Oooo, bad logic. Maybe OK common sense, but bad logic
none the less. We are NOT chimps. Chimps are NOT our
ancestors. The brain development for humans and
chimps, although probably similar, can't be assumed to
be equivalent.

The "advance" from eating
> everything raw to using fire
> for cooking had to wait for improvements in brain
> capacity, hand eye
> coordination, manual dexterity, etc.  In other
> words, cooking could not have
> become common activity for man until after his
> nervous system had developed
> beyond that of the chimps.   Hence, cooking must
> have come after man became
> "smart"--in other words, man did not become "smart"
> by cooking, he started
> cooking after becoming "smart".

It's another chicken-agg thing. I have also read
studies that propose man became "smart" because of
language. But the question in those studies was -
which came first, the language or the brain size? Some
believed the brain capacity increased, leading to a
rudimetary language, which lead to a further increase,
more language, an increase, and so on. All caused by a
necessity to understand more complex ideas, thoughts,
etc.
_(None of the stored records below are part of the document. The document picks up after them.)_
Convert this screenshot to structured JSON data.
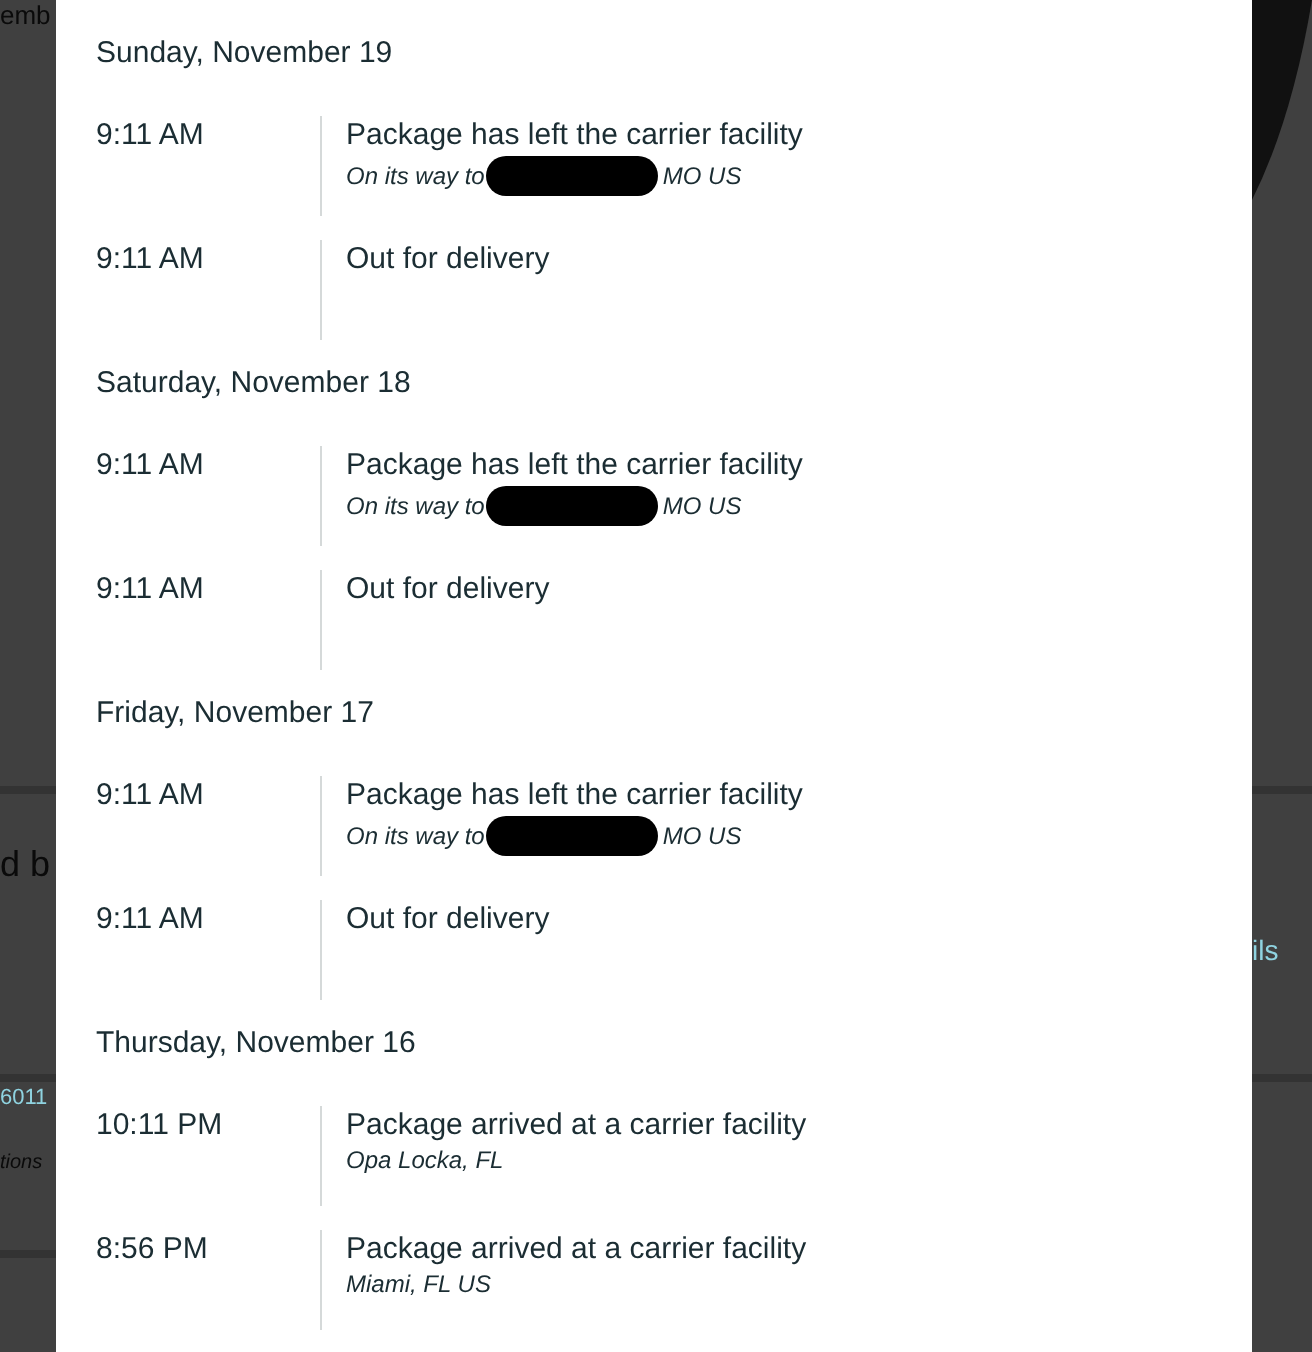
{
  "background_page": {
    "left_texts": [
      "emb",
      "d b",
      "6011",
      "tions"
    ],
    "right_texts": [
      "ils"
    ]
  },
  "tracking": {
    "days": [
      {
        "date": "Sunday, November 19",
        "events": [
          {
            "time": "9:11 AM",
            "status": "Package has left the carrier facility",
            "detail": {
              "before": "On its way to",
              "after": "MO US",
              "redacted": true
            }
          },
          {
            "time": "9:11 AM",
            "status": "Out for delivery"
          }
        ]
      },
      {
        "date": "Saturday, November 18",
        "events": [
          {
            "time": "9:11 AM",
            "status": "Package has left the carrier facility",
            "detail": {
              "before": "On its way to",
              "after": "MO US",
              "redacted": true
            }
          },
          {
            "time": "9:11 AM",
            "status": "Out for delivery"
          }
        ]
      },
      {
        "date": "Friday, November 17",
        "events": [
          {
            "time": "9:11 AM",
            "status": "Package has left the carrier facility",
            "detail": {
              "before": "On its way to",
              "after": "MO US",
              "redacted": true
            }
          },
          {
            "time": "9:11 AM",
            "status": "Out for delivery"
          }
        ]
      },
      {
        "date": "Thursday, November 16",
        "events": [
          {
            "time": "10:11 PM",
            "status": "Package arrived at a carrier facility",
            "detail": {
              "before": "Opa Locka, FL",
              "redacted": false
            }
          },
          {
            "time": "8:56 PM",
            "status": "Package arrived at a carrier facility",
            "detail": {
              "before": "Miami, FL US",
              "redacted": false
            }
          }
        ]
      }
    ]
  }
}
Same could be true in this case.

We have the tendency to assume "use of fire" means
full fledged cooking when it may have been only a tiny
bit for the first few hundred thousand years, a little
more during the next few hundred thousand years,
perhaps "half" during the next few hundred thousand,
and so on.
I have no doubt the greatest gains in intelligence
occured with the help of animal foods in the diet, but
that doesn't negate the possibility of *very* early
use of fire. Referring back to your first theorum, if
hunting leads to brain growth, and chimps hunt, then
why is their brain development not on par with humans?